The car arrives before you do. Parked in a courtyard that has not changed its proportions in three hundred years, it sits there the way everything in Paris seems to sit, as if it has always been there and always will be.
That feeling runs through the whole city. Paris does not perform permanence. It simply continues, and lets you notice.
The Louvre is too large to photograph as a single thing. So the study did not try. An archway frames the pyramid rather than containing it. The sculpture gallery is shown as a room first, the statues second, bronze and marble sharing the same corridor without comment.
Outside, the courtyard facade repeats itself in stone, window after window, the kind of repetition that stops registering as scale and starts registering as rhythm.

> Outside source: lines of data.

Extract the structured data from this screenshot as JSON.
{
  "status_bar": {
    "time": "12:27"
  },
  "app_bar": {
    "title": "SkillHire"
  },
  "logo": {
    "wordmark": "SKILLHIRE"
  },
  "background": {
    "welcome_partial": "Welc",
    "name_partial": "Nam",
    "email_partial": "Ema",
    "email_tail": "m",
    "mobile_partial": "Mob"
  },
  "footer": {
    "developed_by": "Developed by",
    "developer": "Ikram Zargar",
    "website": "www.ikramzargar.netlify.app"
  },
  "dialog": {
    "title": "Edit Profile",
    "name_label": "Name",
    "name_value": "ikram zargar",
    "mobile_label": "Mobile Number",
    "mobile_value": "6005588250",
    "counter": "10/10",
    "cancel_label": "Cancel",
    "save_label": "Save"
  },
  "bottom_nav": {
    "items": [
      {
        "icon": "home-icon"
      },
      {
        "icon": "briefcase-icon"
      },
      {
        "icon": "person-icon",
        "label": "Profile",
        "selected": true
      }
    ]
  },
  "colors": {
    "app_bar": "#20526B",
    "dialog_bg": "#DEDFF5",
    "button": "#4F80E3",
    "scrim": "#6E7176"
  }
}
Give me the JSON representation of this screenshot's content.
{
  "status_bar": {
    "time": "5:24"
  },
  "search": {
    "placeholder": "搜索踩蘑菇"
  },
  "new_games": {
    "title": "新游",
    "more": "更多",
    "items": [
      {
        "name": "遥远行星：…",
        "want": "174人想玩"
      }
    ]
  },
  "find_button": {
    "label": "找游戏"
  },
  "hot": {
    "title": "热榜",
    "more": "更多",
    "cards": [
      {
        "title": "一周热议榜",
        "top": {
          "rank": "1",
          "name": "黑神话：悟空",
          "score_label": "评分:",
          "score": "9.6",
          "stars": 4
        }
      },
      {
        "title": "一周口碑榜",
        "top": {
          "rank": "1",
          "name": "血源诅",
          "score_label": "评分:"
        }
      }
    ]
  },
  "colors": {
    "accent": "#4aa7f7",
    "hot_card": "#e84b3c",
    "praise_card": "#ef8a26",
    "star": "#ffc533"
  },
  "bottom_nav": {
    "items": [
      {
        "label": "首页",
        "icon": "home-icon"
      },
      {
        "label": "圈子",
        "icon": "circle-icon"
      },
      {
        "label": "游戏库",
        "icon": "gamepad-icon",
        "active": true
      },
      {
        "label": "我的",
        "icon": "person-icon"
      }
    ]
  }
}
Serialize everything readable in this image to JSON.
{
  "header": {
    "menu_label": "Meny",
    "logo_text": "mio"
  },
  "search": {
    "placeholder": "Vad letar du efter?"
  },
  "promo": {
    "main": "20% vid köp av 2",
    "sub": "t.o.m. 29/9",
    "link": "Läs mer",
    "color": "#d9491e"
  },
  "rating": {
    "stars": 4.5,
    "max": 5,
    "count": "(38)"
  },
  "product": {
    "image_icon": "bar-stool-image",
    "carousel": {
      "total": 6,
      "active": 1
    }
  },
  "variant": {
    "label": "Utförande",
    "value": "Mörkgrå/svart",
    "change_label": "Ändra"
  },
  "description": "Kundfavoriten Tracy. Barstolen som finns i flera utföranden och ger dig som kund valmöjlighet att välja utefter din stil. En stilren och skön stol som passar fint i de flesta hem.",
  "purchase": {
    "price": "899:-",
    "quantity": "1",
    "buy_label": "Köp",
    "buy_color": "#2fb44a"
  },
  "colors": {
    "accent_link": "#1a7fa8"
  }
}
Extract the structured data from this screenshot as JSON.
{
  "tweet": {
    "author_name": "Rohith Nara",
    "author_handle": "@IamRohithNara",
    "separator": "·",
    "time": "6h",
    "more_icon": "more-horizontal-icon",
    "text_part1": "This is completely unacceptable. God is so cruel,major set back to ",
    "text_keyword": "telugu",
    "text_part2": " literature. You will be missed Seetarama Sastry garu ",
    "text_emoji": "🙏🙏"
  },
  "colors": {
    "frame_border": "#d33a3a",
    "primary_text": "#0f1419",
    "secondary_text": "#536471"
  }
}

Step outside the institution and the city absorbs you immediately. A street narrows between buildings that have seen everything. A scooter moves through pedestrians without urgency. A staircase spirals down into itself, iron and stone turning past each other in the dark.
Then the rain comes, and the pyramid disappears into it, the palace beyond reduced to a silhouette. Paris in weather looks older than Paris in sunlight.
Inside, behind glass, a small painting holds a room around it the way nothing else in the building does. Outside, a roofline of turrets and chimneys sits against the sky, unremarkable to anyone who lives beneath it.
Permanence is not a single monument. It is the accumulation of things that have simply continued, long enough that continuing becomes their only argument.